The theme of this PhD course requires that the participants engage in some way with Foucault’s historical work, his analytical frameworks, or his approach to organization, technology, and subjectivity. Papers that are not exclusively Foucauldian but also derive from other thinkers and traditions are welcome too.
The goal is to sharpen the participants’ knowledge of Foucault’s analytical toolbox and how it can be applied in PhD projects. To that end we dedicate sufficient time to carefully examine and discuss the submitted papers. The aim of the lectures is, first, to clarify the ways in which Foucault worked with his analytics and, second, to demonstrate how to put the analytics to work in specific analysis.
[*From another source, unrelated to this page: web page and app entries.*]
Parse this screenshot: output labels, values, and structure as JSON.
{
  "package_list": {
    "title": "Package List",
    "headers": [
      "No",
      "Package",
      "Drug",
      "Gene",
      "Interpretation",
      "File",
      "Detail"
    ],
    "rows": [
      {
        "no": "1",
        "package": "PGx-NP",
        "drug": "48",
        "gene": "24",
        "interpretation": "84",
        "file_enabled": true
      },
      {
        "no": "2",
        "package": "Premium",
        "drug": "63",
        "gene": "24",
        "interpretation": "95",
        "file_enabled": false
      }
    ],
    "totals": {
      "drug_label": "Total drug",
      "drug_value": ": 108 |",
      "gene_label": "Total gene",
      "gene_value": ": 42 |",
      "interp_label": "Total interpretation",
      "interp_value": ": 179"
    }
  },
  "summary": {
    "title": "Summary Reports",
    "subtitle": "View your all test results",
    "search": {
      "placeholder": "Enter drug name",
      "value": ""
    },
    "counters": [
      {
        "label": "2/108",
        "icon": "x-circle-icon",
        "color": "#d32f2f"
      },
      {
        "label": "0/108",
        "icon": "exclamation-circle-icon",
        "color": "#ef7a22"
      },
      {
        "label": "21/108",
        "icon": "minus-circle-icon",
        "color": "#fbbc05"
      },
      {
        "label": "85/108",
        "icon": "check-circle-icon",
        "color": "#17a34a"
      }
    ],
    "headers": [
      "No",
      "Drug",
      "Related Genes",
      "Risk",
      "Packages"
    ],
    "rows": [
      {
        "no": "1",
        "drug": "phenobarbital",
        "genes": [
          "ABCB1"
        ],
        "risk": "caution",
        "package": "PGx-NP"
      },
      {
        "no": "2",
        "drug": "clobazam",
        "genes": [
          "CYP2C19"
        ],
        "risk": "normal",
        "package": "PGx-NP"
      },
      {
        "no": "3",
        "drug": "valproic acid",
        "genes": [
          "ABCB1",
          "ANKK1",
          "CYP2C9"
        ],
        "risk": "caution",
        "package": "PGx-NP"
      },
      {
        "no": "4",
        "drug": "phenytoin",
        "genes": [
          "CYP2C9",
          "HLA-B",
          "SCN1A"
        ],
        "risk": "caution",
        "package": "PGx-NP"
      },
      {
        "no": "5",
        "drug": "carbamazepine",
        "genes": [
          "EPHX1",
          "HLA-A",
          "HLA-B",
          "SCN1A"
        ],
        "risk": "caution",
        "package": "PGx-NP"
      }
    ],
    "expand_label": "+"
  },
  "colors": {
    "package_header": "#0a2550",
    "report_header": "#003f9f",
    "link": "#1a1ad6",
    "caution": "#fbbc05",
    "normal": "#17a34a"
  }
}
The aim of the workshops is to explore how Foucauldian analytics function in each participant’s paper – with the aim of strengthening, deepening and nuancing the participants’ research. In the workshops, participants are divided into smaller groups that will be supervised by one of lecturers.
All participants are required to submit a paper that deals with the key theme(s) of the PhD project in question (maximum 10 pages).
Papers (and 300 word abstracts) must be in English.